Mais pour le FMI, la raffinerie dans son modèle actuel est tout simplement “insolvable”.

Prix internationaux, prix domestiques

La Sonara – détenue à 80% par l’Etat – fait régulièrement les frais des subventions aux carburants à la pompe, vendus à un prix administré par le gouvernement, des fois inférieur au coût d’achat, notamment en raison des risques de tension sociale comme cela fut le cas en 2008.

En compensation, il est généralement prévu une subvention à la Sonara, qui raffine les deux-tiers des produits pétroliers consommés sur le territoire national. La Sonara importe essentiellement du brut léger des pays voisins pour raffinage. Quand le cours du baril de pétrole baisse sur le marché international et que les subventions ne sont pas nécessaires, la raffinerie prend un bol d’air. Quand ces cours augmentent, l’Etat reprend avec les subventions.

Le FMI pour sa part plaide pour un arrêt des subventions. Le Fonds préconise une répercussion intégrale mais progressive des prix internationaux à travers des mécanismes de lissage des prix.

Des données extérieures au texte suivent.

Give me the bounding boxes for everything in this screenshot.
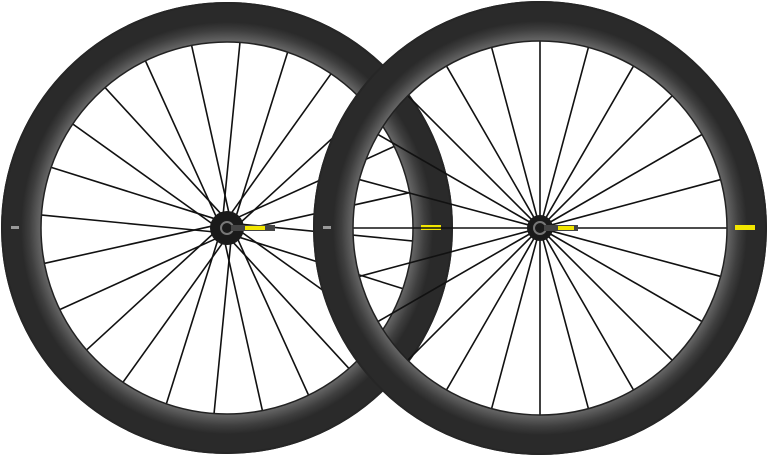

“Pour la Sonara, il conviendrait de définir un mécanisme transparent et flexible de fixation des prix du pétrole garantissant une juste rémunération à tous les participants (négociants, entités publiques et distributeurs) et une taxe sur les carburants stable, de façon à permettre une certaine transmission des fluctuations des prix internationaux aux prix domestiques”, préconise le FMI.

Les pouvoirs publics camerounais ne sont pas encore apparemment prêts à mettre en oeuvre cette démarche, probablement pour éviter des tensions sociales.